In catch-up mode, so look for more here tomorrow. However, I had to share this experience from yesterday’s trip home. We flew through Chicago, which naturally meant we spent an extra two hours waiting for our plane to arrive. We were flying Southwest, and since there were no seats in the waiting area, we decided if we had to sit on the floor, we might as well start the line for the B boarding group (Yes, we were those people. But only because there were no open chairs.).

Our plane finally arrives, they off-load the inbound passengers, call for preboards, then group A, and finally us poor slobs in group B. S. was first, so I trailed behind her. Out of the corner of my eye, I saw a guy angling towards the line from the side. This was a full flight, meaning there were probably 40 people behind us in B, and another 30 or so in the C line. Apparently this guy had no time for lines or regulations (We’re living in a society!) and wanted to secure a seat before everyone else. I smartly spread my elbows out, turned my back to him, and made the gear I was carrying as wide as possible. No way dude was getting by me; I’d let the people behind me worry about him. We enter the jet way, and I glance back and see him three people behind me. Ass, but he didn’t beat me on. Someone else was the sucker. We get halfway down the jetway and a call comes back from the boarding agents.

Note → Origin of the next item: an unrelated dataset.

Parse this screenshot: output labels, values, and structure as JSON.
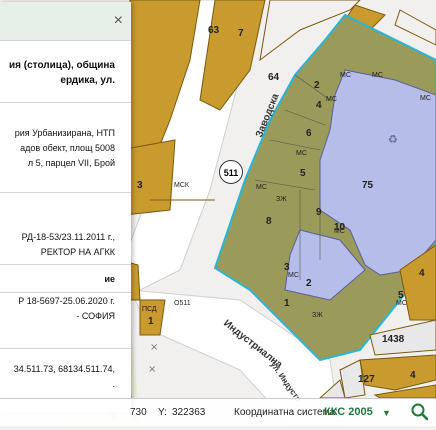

“David Jennings! David Jennings!” (Names have been changed to protect the subject, and because I don’t really remember his name.)
Ass dude stops, turns, and yells, “Yes.”
“Are you going to Houston?”
“Yes!”
“You’re on the wrong plane.”
Tail between legs, he retreats to the waiting area. There were some lighthearted comments from other passengers to Indy that they should have let him go on the wrong flight as punishment for jumping the line. But one girl was indignant. “I’m sorry to be rude, but that’s just not right that you let him in front of us. He shouldn’t get to jump in front of people who have been waiting for hours.” It sounded like she was all over the guy for getting in front of her. We later heard he turned and said, “We’re all getting on the same plane” to her.

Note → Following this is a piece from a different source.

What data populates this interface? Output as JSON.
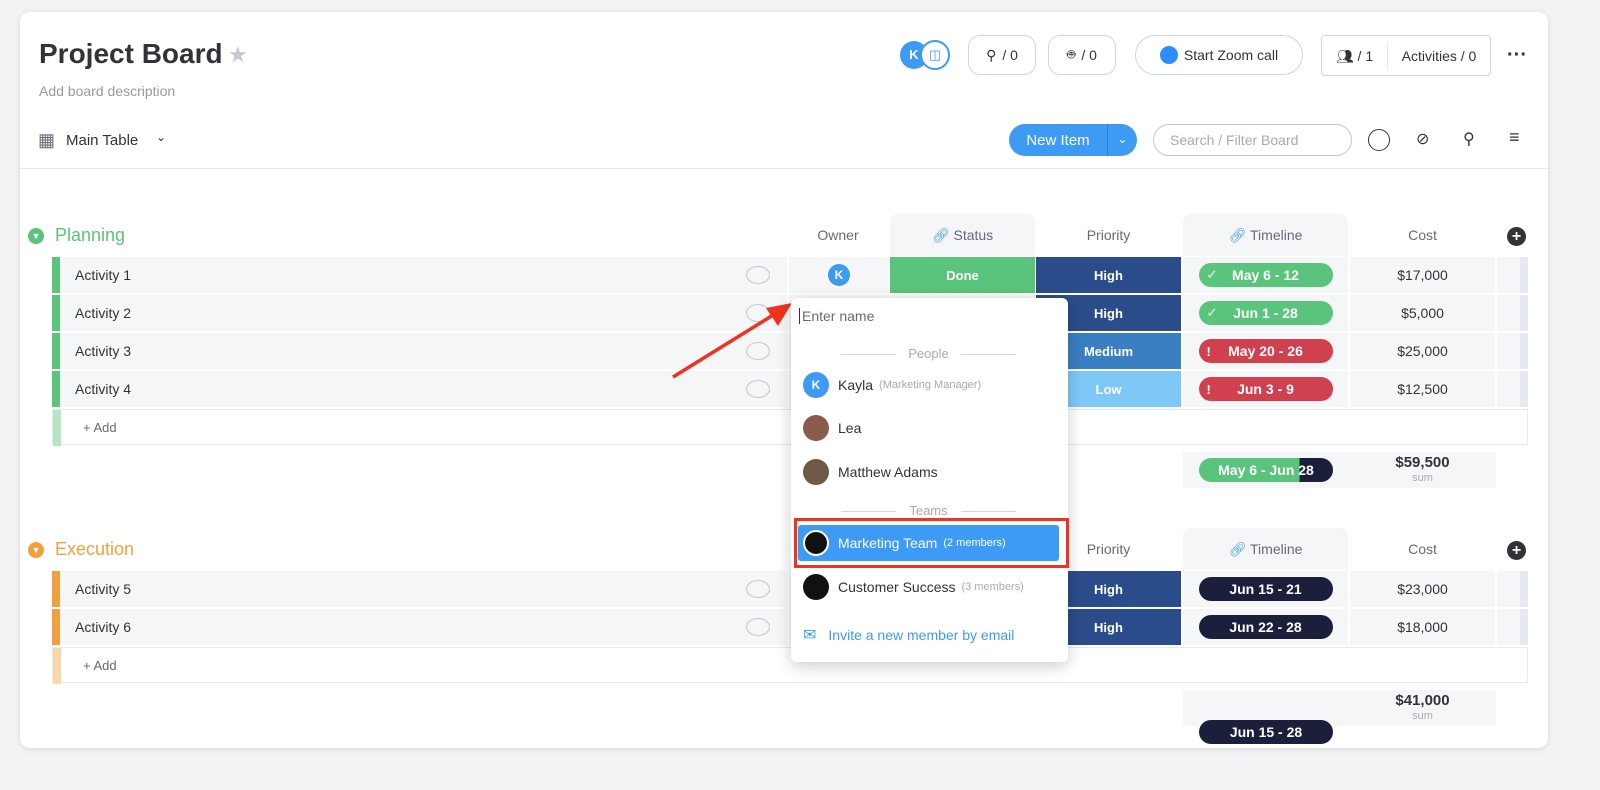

Listen, I love Southwest for personal travel under two hours because it’s so cheap. And I can deal with all the hassles you put up with because of the price. But idiots like this make me wish they would just assign seats, or cordone off sections for each group, or some other way of adding a little more order to the process. Between the assholes who don’t respect the rules or other travelers, and the large number of old ladies who don’t understand the boarding process, Southwest really does a number on my blood pressure the 5-6 times I fly them each year.